Morochove, who has been a featured speaker at accounting software conferences held in the United States in recent years, says he has noticed that when accountants reach senior positions they tend to feel that they do not need to use information technology and applications. He has observed that some CFOs mistakenly take the position of "'let my assistants do the number crunching and I will review their findings.'”
John Weigelt, a technology officer at Microsoft Canada, speaking in the same report, noted that gaps may exist between companies’ financial offices and information technology departments that could stifle the company’s expanded use of information technology (IT). “In some cases, the financial organization will look at IT as simply a cost and not an enabler for moving forward in business practices,” he said in the same E Channel Line report.
Meanwhile, technology’s growth as a key factor in financial operations is being exacerbated by the intensive reporting requirements from the Sarbanes-Oxley accounting reform law. The regulations have resulted in a whole new wave of applications, such as business intelligence (BI) systems, far more sophisticated than the systems comfortable to financial officers who are not necessarily in tune with high technology.
“The BI solutions have been technically quite hard to use, so rolling them out beyond core, highly trained users has been tough. Several challenges have prevented companies achieving enterprise-wide BI deployments,” Steven Pugh chief executive officer of software company CODA Financials, Inc. in the Americas., said in a panel discussion monitored by the technology publication Business Management, busmanagement.com.

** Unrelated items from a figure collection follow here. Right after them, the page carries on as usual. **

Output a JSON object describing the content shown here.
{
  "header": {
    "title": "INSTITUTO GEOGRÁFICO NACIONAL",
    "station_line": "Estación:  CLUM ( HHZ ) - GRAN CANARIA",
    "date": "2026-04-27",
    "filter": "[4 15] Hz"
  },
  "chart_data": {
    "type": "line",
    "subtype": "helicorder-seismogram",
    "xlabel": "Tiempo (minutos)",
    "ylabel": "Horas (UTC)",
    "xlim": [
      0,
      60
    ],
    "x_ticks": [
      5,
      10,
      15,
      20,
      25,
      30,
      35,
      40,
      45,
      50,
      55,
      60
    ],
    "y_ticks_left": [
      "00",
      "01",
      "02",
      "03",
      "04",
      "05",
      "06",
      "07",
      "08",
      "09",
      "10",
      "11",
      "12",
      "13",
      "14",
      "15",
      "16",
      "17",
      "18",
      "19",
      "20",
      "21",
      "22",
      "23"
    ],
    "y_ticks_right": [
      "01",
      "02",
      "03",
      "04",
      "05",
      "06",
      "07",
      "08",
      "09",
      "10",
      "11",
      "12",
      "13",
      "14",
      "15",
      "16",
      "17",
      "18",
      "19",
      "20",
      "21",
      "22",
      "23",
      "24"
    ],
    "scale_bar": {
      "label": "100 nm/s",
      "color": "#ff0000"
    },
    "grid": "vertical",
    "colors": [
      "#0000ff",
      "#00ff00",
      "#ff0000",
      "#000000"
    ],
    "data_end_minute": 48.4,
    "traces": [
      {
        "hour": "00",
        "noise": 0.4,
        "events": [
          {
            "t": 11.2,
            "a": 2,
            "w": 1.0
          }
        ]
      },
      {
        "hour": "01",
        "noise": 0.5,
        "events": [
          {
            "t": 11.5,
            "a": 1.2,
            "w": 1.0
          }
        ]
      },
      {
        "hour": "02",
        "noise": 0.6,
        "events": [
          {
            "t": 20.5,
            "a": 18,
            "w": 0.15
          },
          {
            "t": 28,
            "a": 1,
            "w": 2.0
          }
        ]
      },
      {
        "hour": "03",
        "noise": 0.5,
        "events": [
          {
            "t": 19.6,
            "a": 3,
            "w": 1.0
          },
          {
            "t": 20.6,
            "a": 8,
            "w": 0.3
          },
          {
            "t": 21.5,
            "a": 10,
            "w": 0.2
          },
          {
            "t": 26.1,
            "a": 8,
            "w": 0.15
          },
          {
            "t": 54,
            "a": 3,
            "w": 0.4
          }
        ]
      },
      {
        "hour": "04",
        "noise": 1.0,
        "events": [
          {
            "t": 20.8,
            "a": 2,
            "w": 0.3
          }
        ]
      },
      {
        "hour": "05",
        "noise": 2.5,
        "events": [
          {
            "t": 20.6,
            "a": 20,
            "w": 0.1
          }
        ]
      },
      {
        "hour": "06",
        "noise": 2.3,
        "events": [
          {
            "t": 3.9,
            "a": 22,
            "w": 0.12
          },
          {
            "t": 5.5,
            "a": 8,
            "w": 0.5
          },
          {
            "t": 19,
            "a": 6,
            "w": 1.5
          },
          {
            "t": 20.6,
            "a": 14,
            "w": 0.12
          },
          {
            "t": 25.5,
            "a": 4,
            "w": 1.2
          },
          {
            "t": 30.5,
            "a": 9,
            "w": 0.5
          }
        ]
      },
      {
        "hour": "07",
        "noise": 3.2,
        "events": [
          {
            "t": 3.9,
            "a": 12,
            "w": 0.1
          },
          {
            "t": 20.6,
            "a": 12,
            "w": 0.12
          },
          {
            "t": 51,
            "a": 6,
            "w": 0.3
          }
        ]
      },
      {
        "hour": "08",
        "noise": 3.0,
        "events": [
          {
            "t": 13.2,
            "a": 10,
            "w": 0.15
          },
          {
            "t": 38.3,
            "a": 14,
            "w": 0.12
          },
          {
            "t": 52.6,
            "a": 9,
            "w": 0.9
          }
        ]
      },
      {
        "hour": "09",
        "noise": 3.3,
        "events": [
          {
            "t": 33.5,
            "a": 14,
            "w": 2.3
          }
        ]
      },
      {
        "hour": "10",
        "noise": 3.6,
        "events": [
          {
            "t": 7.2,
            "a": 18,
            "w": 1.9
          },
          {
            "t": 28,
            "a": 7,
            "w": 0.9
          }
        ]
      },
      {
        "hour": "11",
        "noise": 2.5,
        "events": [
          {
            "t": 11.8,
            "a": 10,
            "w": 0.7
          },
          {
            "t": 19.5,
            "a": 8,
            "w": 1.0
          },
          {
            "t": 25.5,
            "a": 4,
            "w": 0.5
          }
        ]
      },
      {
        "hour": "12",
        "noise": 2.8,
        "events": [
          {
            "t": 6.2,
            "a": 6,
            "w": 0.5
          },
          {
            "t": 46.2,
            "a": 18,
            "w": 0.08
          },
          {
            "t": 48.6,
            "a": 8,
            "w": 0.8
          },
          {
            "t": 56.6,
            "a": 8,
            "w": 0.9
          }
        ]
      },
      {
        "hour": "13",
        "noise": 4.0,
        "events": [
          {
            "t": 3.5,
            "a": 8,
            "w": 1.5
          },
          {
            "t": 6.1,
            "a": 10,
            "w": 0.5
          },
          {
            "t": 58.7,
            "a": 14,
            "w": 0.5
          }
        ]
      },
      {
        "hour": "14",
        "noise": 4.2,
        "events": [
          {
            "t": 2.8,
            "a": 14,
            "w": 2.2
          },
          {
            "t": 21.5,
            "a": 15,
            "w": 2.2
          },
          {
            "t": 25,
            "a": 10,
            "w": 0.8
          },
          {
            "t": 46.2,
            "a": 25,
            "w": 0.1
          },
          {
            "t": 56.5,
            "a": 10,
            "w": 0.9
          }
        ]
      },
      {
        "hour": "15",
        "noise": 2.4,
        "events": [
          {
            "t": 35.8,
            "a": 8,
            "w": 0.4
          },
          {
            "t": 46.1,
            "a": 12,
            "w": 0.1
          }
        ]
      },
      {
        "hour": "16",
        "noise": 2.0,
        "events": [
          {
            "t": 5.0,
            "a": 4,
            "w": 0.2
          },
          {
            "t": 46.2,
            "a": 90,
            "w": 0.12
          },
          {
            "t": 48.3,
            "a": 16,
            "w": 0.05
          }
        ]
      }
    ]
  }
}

“That has also presented technical challenges in terms of creating appropriate data sources,” Pugh said, adding that such high technology deployment can also be fraught with “the internal politics issue, which causes each department to want its own specialist tools – sometimes with good reason.”
Meanwhile, performance management researchers and consultants Ventana Research, ventanaresearch.org, has predicted that even greater technological insights will have to come from CFO offices as companies strive to speed their ability to transfer critical business intelligence within their organizations.
“Being able to put needed information in the hands of managers proactively and in a timely way, has become a critical requirement for organizations. Unfortunately, most information architectures and systems are not set up to do much beyond e-mailing Microsoft Office documents.”, it says in a recent bulletin.
Ventana further says that companies must be braced to move from “a data-centric" systems to “event-based or semantics-based architectural approaches” that provide greater responsiveness to financial reporting events. It adds “That’s not how most organizations do it today.”